Solar sales moving from sofa to websites to speed orders

U.S. solar companies are borrowing sales techniques from online retailers to make paying for power as easy as buying an airplane ticket.

The $3.5 billion U.S. residential solar industry is seeking to automate a sales process that often requires representatives to visit prospective customers’ homes. Websites now predict how much power a rooftop system will produce and let homeowners compare prices from multiple installers.

Simplifying the sales process will boost orders and drive down the cost of landing new customers, said David Field, chief executive officer of OneRoof Energy Inc. Prices for solar panels have plunged 39 percent in the past two years. Other expenses such as marketing and permitting may now make up more than half the cost of residential units.

“The market is absolutely huge,” said Field. “The industry has to get past this idea of canvassing and use technology and networks in order to sell.”

Solar-system installers including SolarCity Corp and Sungevity Inc are enjoying a boom in sales as customers take advantage of falling panel prices that hurt manufacturers led by Yingli Green Energy Holding Co and Suntech Power Holdings Co. SolarCity shares have more than tripled this year while Suntech’s main unit was dragged into bankruptcy in March.

OneRoof owns rooftop solar panels that are leased to homeowners at little to no upfront cost and says its customers on average save 5 percent to 25 percent a month on their electricity bill. The San Diego-based company is backed by Hanwha Group and Black Coral Capital.

Satellite imagery

Sungevity uses satellite imagery to design rooftop units for potential customers who lease panels. It offers free price quotes through its website. That’s helped drive down site-evaluation costs to about $100 from about $3,000 a few years ago, a figure that included “truck roll” expenses for on-site assessments, said CEO Andrew Birch.

“The revolution that’s taking place now is all about mainstreaming solar in an efficient way,” Birch said in an interview. Software “takes the whole process online.”

Birch said residential solar companies used to spend about $8,000 to acquire each customer.

Customer-acquisition costs in the industry are now about $2,000 to $3,000, said Lyndon Rive, CEO of SolarCity.

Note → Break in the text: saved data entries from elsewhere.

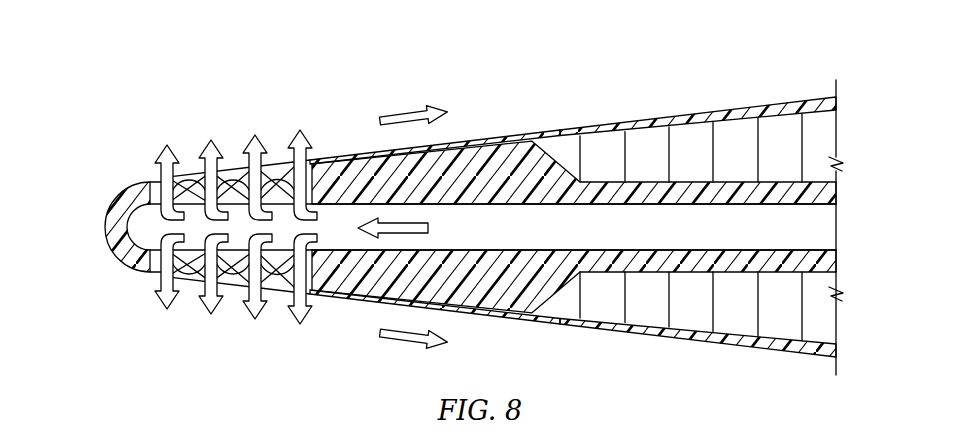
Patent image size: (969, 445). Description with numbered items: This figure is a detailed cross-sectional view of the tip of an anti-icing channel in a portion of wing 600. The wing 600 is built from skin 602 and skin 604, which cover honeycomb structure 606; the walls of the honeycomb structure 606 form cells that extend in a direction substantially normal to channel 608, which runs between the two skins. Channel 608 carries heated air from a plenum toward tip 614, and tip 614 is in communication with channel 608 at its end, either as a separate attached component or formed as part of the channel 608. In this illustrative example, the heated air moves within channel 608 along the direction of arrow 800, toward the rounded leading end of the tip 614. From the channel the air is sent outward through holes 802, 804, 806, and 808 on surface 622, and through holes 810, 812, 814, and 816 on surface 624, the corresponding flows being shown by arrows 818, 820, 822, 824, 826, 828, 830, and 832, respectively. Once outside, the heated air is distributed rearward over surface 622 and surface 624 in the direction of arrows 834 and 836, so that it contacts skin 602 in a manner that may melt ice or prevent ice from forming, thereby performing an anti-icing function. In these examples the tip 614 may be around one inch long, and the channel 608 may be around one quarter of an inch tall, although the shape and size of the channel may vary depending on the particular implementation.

The wing 600 is at (446, 199).
The skin 602 is at (597, 127).
The skin 604 is at (596, 328).
The honeycomb structure 606 is at (768, 128).
The channel 608 is at (583, 234).
The tip 614 is at (107, 238).
The surface 622 is at (329, 159).
The surface 624 is at (330, 296).
The arrow 800 is at (432, 225).
The hole 802 is at (148, 183).
The hole 804 is at (180, 172).
The hole 806 is at (224, 171).
The hole 808 is at (268, 171).
The hole 810 is at (155, 273).
The hole 812 is at (185, 282).
The hole 814 is at (221, 278).
The hole 816 is at (272, 278).
The arrow 818 is at (157, 150).
The arrow 820 is at (201, 165).
The arrow 822 is at (257, 133).
The arrow 824 is at (301, 128).
The arrow 826 is at (160, 300).
The arrow 828 is at (200, 318).
The arrow 830 is at (256, 322).
The arrow 832 is at (302, 327).
The arrow 834 is at (402, 104).
The arrow 836 is at (401, 352).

He expects that to eventually reach $50 to $100.

Borrowed ideas

Developers are “trying to get best practices from other industries,” said David Arfin, CEO of First Energy Finance LLC, who helped pioneer the solar lease concept.

“In a world where panel costs are somewhere between 60 and 70 cents a watt, and customer acquisition costs are somewhere between 80 cents and $1.20 a watt, it leads you to focus on the customer acquisition cost,” Arfin said.

There are about 270,000 U.S. residential solar installations. About half are financed by third parties such as Sungevity and SolarCity, according to the Washington-based Solar Energy Industries Association. The U.S. Energy Department estimates that about 25 million of the almost 100 million homes in the country have rooftops suitable for solar.

Solar leasing providers have raised at least $4.6 billion for 46 funds since 2008 to finance rooftop projects, according to data compiled by Bloomberg New Energy Finance.

Fundraising for projects is becoming less of a “bottleneck” to growth, and the industry’s primary concern is shifting to whether customers can be acquired quickly and cheaply, said Zbigniew Barwicz, CEO of Pure Energies Inc, a Toronto-based residential solar provider.

“Without scale nobody will survive in this market,” said Barwicz.

Online market

Pure Energies acquired One Block of the Grid Inc in July to help rooftop solar companies find new customers. One Block introduced an online marketplace in May that compares prices and services offered by companies such as SolarCity, Sunrun Inc. and OneRoof. Evaluating rooftop power plants through the site is similar to comparing plane tickets on the Kayak.com website, Barwicz said. Kayak is owned by Priceline.com Inc. 

“We think that it’s important that somebody can have a one-stop-shop and compare apples to apples and be able to explain the details,” Barwicz said. “That was not done in solar up to now.”

Similar strategies have been used in the automotive, health insurance and banking industries, said John Gingrich, head of corporate development for Distributed Energy Research & Solutions Inc.

Comparison shopping

The company’s EnergySage website lets users select solar equipment, installers and financing on a platform similar to Expedia Inc’s system for travel. Providers compete to win their business, much like the way residential mortgage companies bid for clients through LendingTree Inc., said Distributed Energy CEO Vikram Aggarwal.

The site can reduce the cost of finding customers by as much as 80 percent, Aggarwal said. Cambridge, Massachusetts-based Distributed Energy gets a fee when client leads are converted into sales.

“That online tool to do research and then to compare your options side-by-side is something that used to be nice to have, but now for most successful industries it’s table stakes to get consumers excited,” Gingrich said.